490 *to the wheels* is quite a claim, and be careful with what they call "supporting mods." I got a quote from them for a cam/headers install, and their idea of "supporting mods" included a trunion kit (rockers), timing chain, oil pump, underdrive pulley, spark plugs, brake clean, etc. I mean, those are all great things to do while you're getting into the engine, but they made it out to me that they *needed* to be done with a cam/headers job. Springs would definitely be in the package, though.

I was debating whether or not to knock around the job quote with the guys out there, when I heard several first-hand stories about Vengeance (I'm about an hour and a half away). One guy with a C5 Z06 had a crate motor put in and was hassled to no end, and my good buddy with an 02 Camaro SS was hawked a cam and heads set that would have definitely resulted in ptv clearance issues.

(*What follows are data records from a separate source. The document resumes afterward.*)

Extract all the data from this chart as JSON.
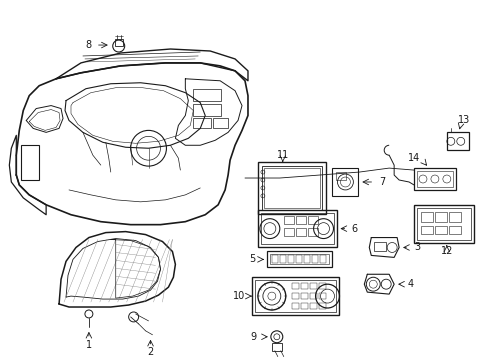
{
  "background_color": "#ffffff",
  "line_color": "#1a1a1a",
  "figure_width": 4.89,
  "figure_height": 3.6,
  "dpi": 100
}
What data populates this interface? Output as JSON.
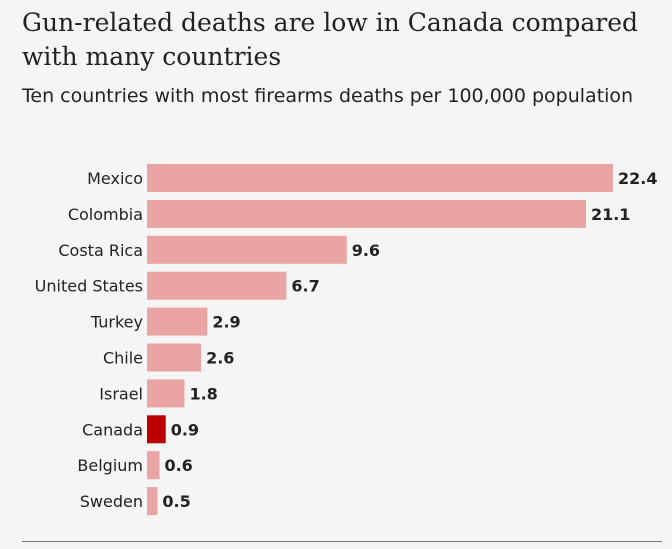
{
  "chart_data": {
    "type": "bar",
    "orientation": "horizontal",
    "title": "Gun-related deaths are low in Canada compared with many countries",
    "subtitle": "Ten countries with most firearms deaths per 100,000 population",
    "categories": [
      "Mexico",
      "Colombia",
      "Costa Rica",
      "United States",
      "Turkey",
      "Chile",
      "Israel",
      "Canada",
      "Belgium",
      "Sweden"
    ],
    "values": [
      22.4,
      21.1,
      9.6,
      6.7,
      2.9,
      2.6,
      1.8,
      0.9,
      0.6,
      0.5
    ],
    "value_labels": [
      "22.4",
      "21.1",
      "9.6",
      "6.7",
      "2.9",
      "2.6",
      "1.8",
      "0.9",
      "0.6",
      "0.5"
    ],
    "highlight": "Canada",
    "colors": {
      "default": "#eaa4a4",
      "highlight": "#bb0000"
    },
    "xlim": [
      0,
      22.4
    ],
    "xlabel": "",
    "ylabel": "",
    "grid": false
  }
}
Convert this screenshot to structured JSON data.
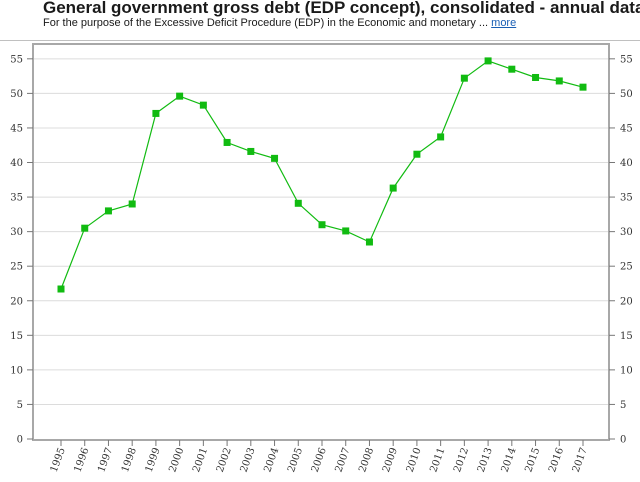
{
  "header": {
    "title": "General government gross debt (EDP concept), consolidated - annual data",
    "subtitle": "For the purpose of the Excessive Deficit Procedure (EDP) in the Economic and monetary ...",
    "more_label": "more"
  },
  "chart_data": {
    "type": "line",
    "title": "General government gross debt (EDP concept), consolidated - annual data",
    "categories": [
      "1995",
      "1996",
      "1997",
      "1998",
      "1999",
      "2000",
      "2001",
      "2002",
      "2003",
      "2004",
      "2005",
      "2006",
      "2007",
      "2008",
      "2009",
      "2010",
      "2011",
      "2012",
      "2013",
      "2014",
      "2015",
      "2016",
      "2017"
    ],
    "series": [
      {
        "values": [
          21.7,
          30.5,
          33.0,
          34.0,
          47.1,
          49.6,
          48.3,
          42.9,
          41.6,
          40.6,
          34.1,
          31.0,
          30.1,
          28.5,
          36.3,
          41.2,
          43.7,
          52.2,
          54.7,
          53.5,
          52.3,
          51.8,
          50.9
        ],
        "color": "#11bb11"
      }
    ],
    "yticks": [
      0,
      5,
      10,
      15,
      20,
      25,
      30,
      35,
      40,
      45,
      50,
      55
    ],
    "ylim": [
      0,
      57
    ],
    "grid": true,
    "right_axis": true,
    "xlabel": "",
    "ylabel": "",
    "colors": {
      "line": "#11bb11",
      "marker": "#11bb11",
      "grid": "#dcdcdc",
      "frame": "#a8a8a8"
    }
  }
}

If you're just buying a cam from them, then I say go for it, the VRX7 is a solid cam, prett big that'll require a good tune, and as long as you're getting the right springs (I'd hope you're going with dual springs) and there's no clearance issues- I can't say much to piston-to-valve clearance on these setups- that cam/heads setup looks great. I'll allow others to add their input in regard to compatibility, though.

Will you be doing the install yourself? I'm hoping to do my own cam this summer.


Also, I don't know anything about the hellion cam, it looks to be a similar to the VRX7 except bigger on the exhaust lift. An even cam, not the split like the VRX7. With those heads, though, that split would probably be pretty good. Do you have headers?


**I'm fairly new to valvetrains. Take what I say with a grain of salt, I'm sure there's guys around that know way more around here.**


----------



## Rauq (Jul 19, 2010)

If you're in Austin, give Texas Speed & Performance a call. My friend with the Camaro SS called them and they walked him all the way through the setup that he has now. It's pretty sick, the guys out there were a huge help.


----------



## DementedSix0 (Oct 13, 2010)

Yeah 490 seems high to me also. I have heard just a few things about Vengeance nothing bad. I would definitely get dual springs and im not sure if im going todo myself yet or not. I was also shooting for the summer if i can get the money. I have jba shorties i plan to get LTs soon K&N intake, Underdrive pulley,160 tsat,pedders springs shocks and bushing o and Slp loundmouths. 
Yeah i have been looking that Texas Speed alot too i always here lots of good things about them at car meets and I have seem a few TAs and Camaros with there cams(always pretty badass) cars


----------



## Rauq (Jul 19, 2010)

Yeah I'd definitely give them a call, another opinion is always a good thing. I'm probably going with them for my work over the summer.


----------



## DementedSix0 (Oct 13, 2010)

Yeah man definitely. Good luck with your cam swap


----------



## AlaGreyGoat (Jul 6, 2006)

Almost 150 rwhp for a head/cam package sound very high to me.
Maybe the supporting bolt ons include a Maggie??

Larry


----------



## DementedSix0 (Oct 13, 2010)

Yeah somthing like that...haha Thats just what they're claiming.


----------